Surrounded by iron, steel and concrete, Ma Long picked up a paddle when he was five and was winning local tournaments before he was 10. By 11, his game had outgrown his factory town. He first moved to Shenyang (the largest city in his Liaoning Province) and was then scouted by a club in Beijing that was also home to Zhang Yining, arguably the best women's player in history.
Ma Long started winning at the world stage in his late teens but truly stamped his style in his 20s. To describe his game today is to describe what modern table tennis aspires to be. He has a vicious all-attack forehand. He can unleash power from close to the table, not just from a couple of feet away. His smoldering topspin allows him to relax, explode, relax, and explode again, sometimes in the same rally. And he throws in an occasional backhand chop-block to completely unsettle his opponent.

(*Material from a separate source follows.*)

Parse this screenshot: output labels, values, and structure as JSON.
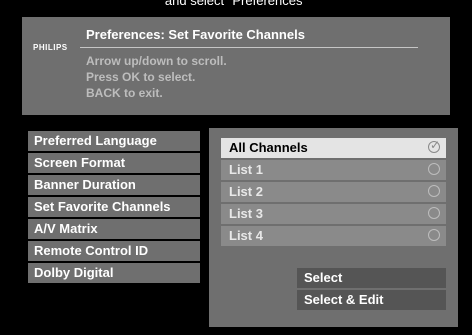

World No 1 for a record 64 months, including 34 in a row between 2015 and 2017, Ma Long has won three world championships, two world cups, and the Rio Olympics gold. He is called The Dragon, and more popularly, The Dictator.

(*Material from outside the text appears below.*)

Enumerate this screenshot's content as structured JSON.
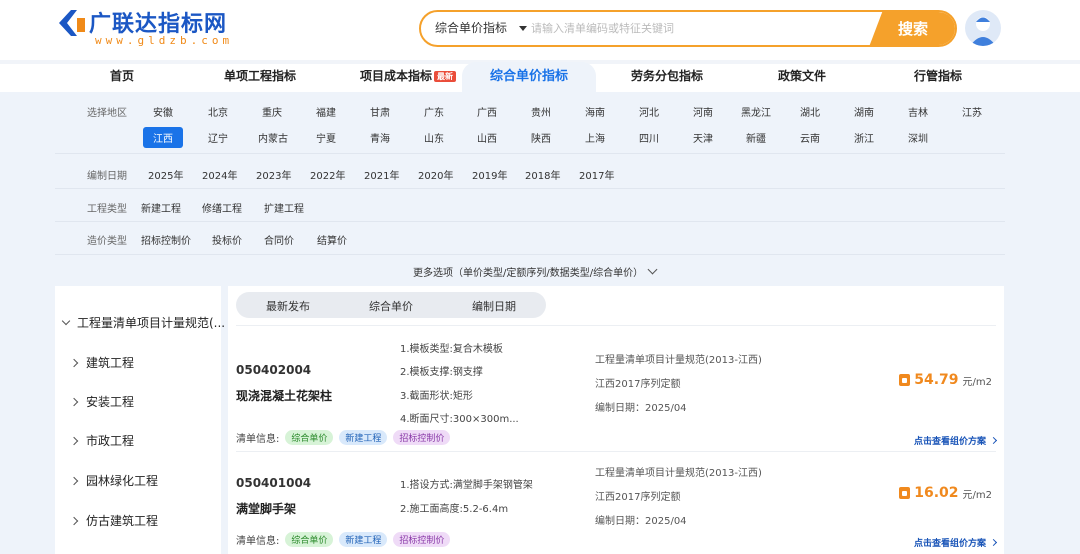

On Tuesday, this legendary force of nature was across the table from Sharath Kamal at Tokyo.
Sharath Kamal was born in Chennai, six months before the 1982 Asian Games, into a table tennis family (his father and uncle were both coaches). It was impossible for him to stay away from the paddle with that pedigree, and he embraced the millstone around his neck.
Sharath Kamal is a nine-time national champion, the world No 32, a regular in the German Bundesliga, a multiple Commonwealth Games gold medallist, twice Asian Games bronze medallist, and the only Indian to win a singles title on the international pro tour.
However, such is the lot of the Indian Olympic sportsperson that the country has hardly ever watched him play. On Tuesday, because he was up against the great Ma Long at Tokyo 2020, we did. And Sharath Kamal, now in the winter of his career and in perhaps the last of his four Olympics, showed why he always deserved more attention.
There was a phase in the match – between games two and three – when the Indian rattled Ma Long, matching him stroke for stroke, topspin for topspin; and pushed the Chinese champion to corners of the table he did not want to go to.
Ma Long had said before the Games that if he lost a single game, it would be letting his country down. In the second of seven games, Sharath Kamal raced to an 8-4 lead, and just when Ma Long was clawing his way back, pulled off a series of forehand angles to make it 1-1.
In the third game, he fought hard again, coming back from 8-10 to 10-10, before Ma Long pulled away, and didn't look back again.
Sharath Kamal faced a strange proposition on Tuesday – he knew he would lose, but he also knew he must banish that knowledge from his mind. So, even if for a 15-minute stretch, he decided to believe.
It's matches like this one – history will record it as just another regulation 4-1 win for Ma Long – that make the Olympics special. For Sharath Kamal will remember, and so will all those who watched the battle of two legends from different contexts.